Franz : Bota est un con ! Il va tous nous faire tuer juste pour imposer l’afrikaans dans les écoles noires…
Comme si on ne pouvait pas leur foutre un peu la paix.
Pieter m’a regardé avec mépris.
Pieter : Si t’es pas content, quitte la police et rejoins l’ANC.
Franz : Mais non ! C’est juste que j’en ai marre de faire des heures sup. Cette loi sonne comme une
provocation pour les écoliers noirs. Si Soweto continue à bouger comme ça, ça va finir par péter. Cette
histoire va se terminer dans le sang.
Pieter : Un conseil d’ami à ami, Franz, arrête de réfléchir ! Contente-toi d’obéir ! Moi, Je considère que j’ai
un métier, une famille, un niveau de vie pas trop moche et j’y tiens. Alors si on me dit de casser du noir, je
casse du noir et je la ferme.

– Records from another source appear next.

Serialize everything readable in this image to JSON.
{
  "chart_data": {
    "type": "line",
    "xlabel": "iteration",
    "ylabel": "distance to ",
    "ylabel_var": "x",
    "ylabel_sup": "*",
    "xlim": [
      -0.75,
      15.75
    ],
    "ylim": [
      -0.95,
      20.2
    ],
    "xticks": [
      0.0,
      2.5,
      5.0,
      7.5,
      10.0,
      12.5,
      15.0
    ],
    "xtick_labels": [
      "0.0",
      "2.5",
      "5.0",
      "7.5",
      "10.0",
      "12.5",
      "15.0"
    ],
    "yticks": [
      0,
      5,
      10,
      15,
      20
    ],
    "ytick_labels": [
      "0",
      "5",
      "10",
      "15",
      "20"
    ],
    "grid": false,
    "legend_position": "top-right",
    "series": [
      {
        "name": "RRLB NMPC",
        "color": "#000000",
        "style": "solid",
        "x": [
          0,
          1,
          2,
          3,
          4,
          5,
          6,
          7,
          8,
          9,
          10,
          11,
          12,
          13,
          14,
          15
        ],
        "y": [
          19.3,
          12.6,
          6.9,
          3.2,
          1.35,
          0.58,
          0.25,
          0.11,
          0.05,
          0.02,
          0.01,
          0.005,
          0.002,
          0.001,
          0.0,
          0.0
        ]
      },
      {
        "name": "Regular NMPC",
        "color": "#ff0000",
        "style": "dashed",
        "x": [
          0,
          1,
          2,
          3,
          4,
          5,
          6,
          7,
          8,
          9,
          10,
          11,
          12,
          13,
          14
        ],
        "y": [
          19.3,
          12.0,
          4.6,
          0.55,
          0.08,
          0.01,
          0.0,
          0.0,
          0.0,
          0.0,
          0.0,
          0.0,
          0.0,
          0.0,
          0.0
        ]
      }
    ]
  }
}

Fais-en autant !
Franz : C’est ça le problème, Pieter ! Les régimes totalitaires sont dirigés par quelques centaines d’intégristes
avides de pouvoirs qui ordonnent à des millions de têtes baissées, qui ferment les yeux pour de bonnes
raisons… Parce qu’ils ont une famille et un boulot, ils acceptent le sacrifice de milliers d’autres vies ; Pire, ils
en tirent bénéfice en faisant la moue pour ne pas culpabiliser…
Pieter : Toi… Tu m’inquiètes !... Ça fait combien de temps que kymi ne t’a pas fait une bonne pipe bien
baveuse ?
Franz (éclatant de rire) : Que t’es con !... Je ne m’en rappelle même plus !... C’est tendu en ce moment entre
nous… Elle veut qu’on prenne une bonne noire et moi je ne veux pas.
Pieter : Trouve-toi plutôt une jolie petite blanche au pair ! Comme ça, tu pourras te soulager, sans trahir
l’immorality act quand madame te fait la politique du cul tourné.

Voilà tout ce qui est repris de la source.